I hate to be the bearer of bad news to some out there, but we are in the middle of a gigantic Social Media bubble that is being filled with lots of hot air and empty money. Don’t believe me? Just look around and you’ll see it. For a long time now, I’ve been saying that many companies in the Social Media realm are WAY over valuated compared to their incoming revenue or purchased price. (i.e. – Facebook, Groupon, TweetDeck, IntoNow, etc.) Of course there is that little voice in my head that says, “It’s only worth as much as someone is willing to pay for it.” That being said, reality has to kick in at some point.
I’m not going to get super technical with numbers and figures of this data compared to that data. I don’t claim to be a statistician and nor will I ever be. This is not a fear mongering based tactic to get you to see your stocks or investment in a company.

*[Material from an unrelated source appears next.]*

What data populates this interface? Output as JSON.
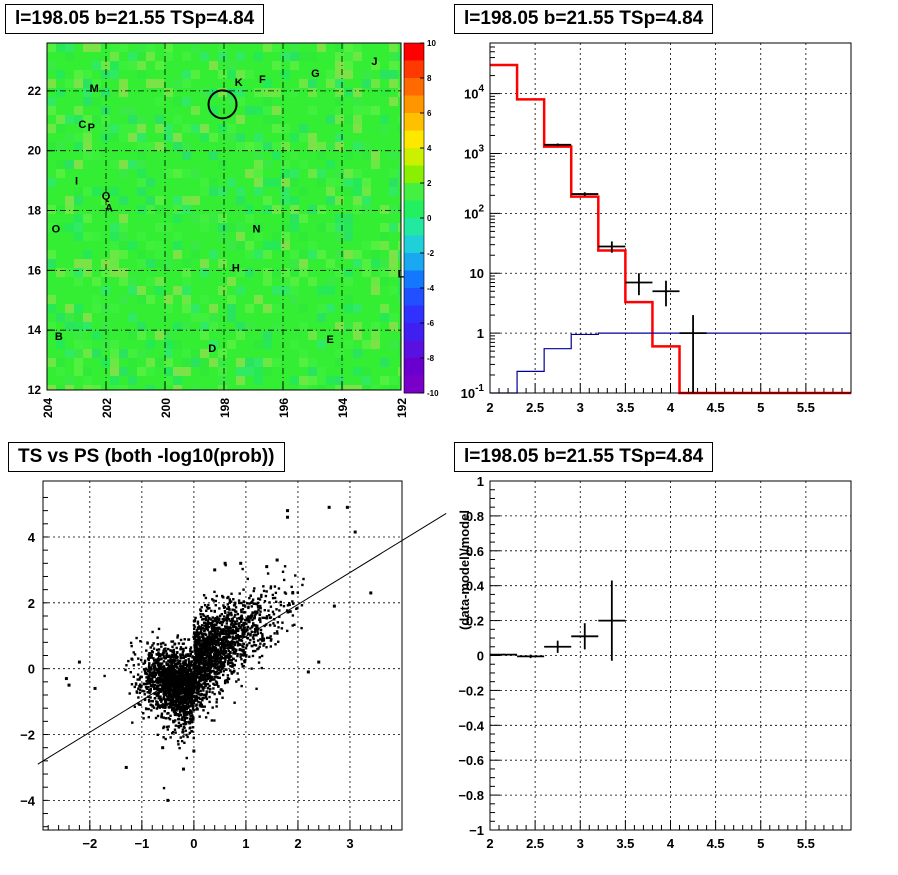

What this is, is an article about common sense. Just open your eyes and ears to current events in Social Media and their overall context. The dramatic rise in value in any industry compared to the industry as a whole should raise a yellow flag of caution. The prospect of a Social Media bubble bursting is not necessarily a bad thing, per se. Companies and emotions run high; everyone starts to drink the same fruit punch. Next thing you know everyone is sick. (We’ve all been there, right?) In the ebb and flow of any type of economy and/or business there will always moments of adjustment or correction. Think of it metaphorically as going to the chiropractor.
You know the old saying, “If it sounds to good to be true; it usually is.”